The London Philharmonic reached the second leg of its year-long “Stravinsky’s Journey”. Scherzo fantastique was written when Stravinsky was studying with Rimsky-Korsakov and is lavishly scored and inspired by Maurice Maeterlinck’s The Life of Bees. Vladimir Jurowski drew clear and vigorous playing – pin-point brass and perky woodwind in the outer sections – suggesting the teeming life in the hive and the central sunrise was launched by an enchanting flute solo from Juliette Bausor. The recently disinterred Funeral Song was composed to remember the deceased Rimsky, a powerful piece if with few features that are recognisably Stravinsky’s, save for pre-Firebird aspects. Jurowski and the LPO made the most of the music’s brooding nature.
Rimsky’s Piano Concerto (dedicated to Liszt) is a rarity nowadays and enjoys lyrical charm and folksiness. It’s in a concise single movement (barely fifteen minutes) opening with attractive bassoon and clarinet figures setting the scene. Alexander Ghindin supplied precision and glitter in the outer sections but could have made more of the poetic central part based on folksongs collected by Balakirev. Ghindin’s encore was ‘Russian Dance’ from Petrushka, presumably in Stravinsky’s own arrangement (Three Movements from...), although Ghindin may have added some embellishments.
The complete Firebird (for Diaghilev) can be a tricky piece to pull off in a concert when devoid of dance and decor: the early sections can seem uneventful (which is no doubt why Stravinsky made three Suites). Animated playing and a sense of drama are needed. Jurowski had the score’s measure (as such) and eschewed Chagall-like colours in favour of a clarity of detail and articulation that sometimes recalled the composer’s recordings.

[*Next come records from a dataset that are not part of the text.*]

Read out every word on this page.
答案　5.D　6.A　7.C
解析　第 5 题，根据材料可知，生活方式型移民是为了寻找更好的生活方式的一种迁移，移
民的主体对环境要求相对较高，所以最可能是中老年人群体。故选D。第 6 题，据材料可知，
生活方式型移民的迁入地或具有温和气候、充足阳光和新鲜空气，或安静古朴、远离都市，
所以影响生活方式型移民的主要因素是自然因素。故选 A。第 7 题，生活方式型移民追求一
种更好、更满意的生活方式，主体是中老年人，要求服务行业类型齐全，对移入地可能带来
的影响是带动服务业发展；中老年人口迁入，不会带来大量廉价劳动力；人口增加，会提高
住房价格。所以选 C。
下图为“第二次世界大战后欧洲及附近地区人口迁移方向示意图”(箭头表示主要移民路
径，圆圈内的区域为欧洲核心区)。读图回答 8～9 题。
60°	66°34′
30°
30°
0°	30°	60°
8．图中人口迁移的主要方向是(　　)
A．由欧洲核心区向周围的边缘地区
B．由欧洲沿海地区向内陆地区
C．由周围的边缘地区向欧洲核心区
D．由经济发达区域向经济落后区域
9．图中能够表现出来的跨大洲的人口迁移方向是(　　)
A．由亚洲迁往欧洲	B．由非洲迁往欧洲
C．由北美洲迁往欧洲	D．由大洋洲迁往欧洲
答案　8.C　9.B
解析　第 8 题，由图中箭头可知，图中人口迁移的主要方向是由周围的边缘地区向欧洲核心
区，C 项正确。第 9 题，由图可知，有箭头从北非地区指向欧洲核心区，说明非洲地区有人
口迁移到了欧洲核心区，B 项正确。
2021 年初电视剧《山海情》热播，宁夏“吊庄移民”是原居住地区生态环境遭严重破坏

The lyrical sections were given with wistful tenderness and there was room for characterisation, but the main problem was that Jurowski was often too swift, the ‘Infernal Dance’ had brilliant playing but was rushed – at various points there was an unwillingness to savour the moment and create atmosphere – and the ‘Apotheosis’ lacked cumulative effect. That said, the LPO produced playing of consistent alertness, suppleness and finesse, and there were impressive solos, not least from bassoon (Jonathan Davies) and horn (John Ryan).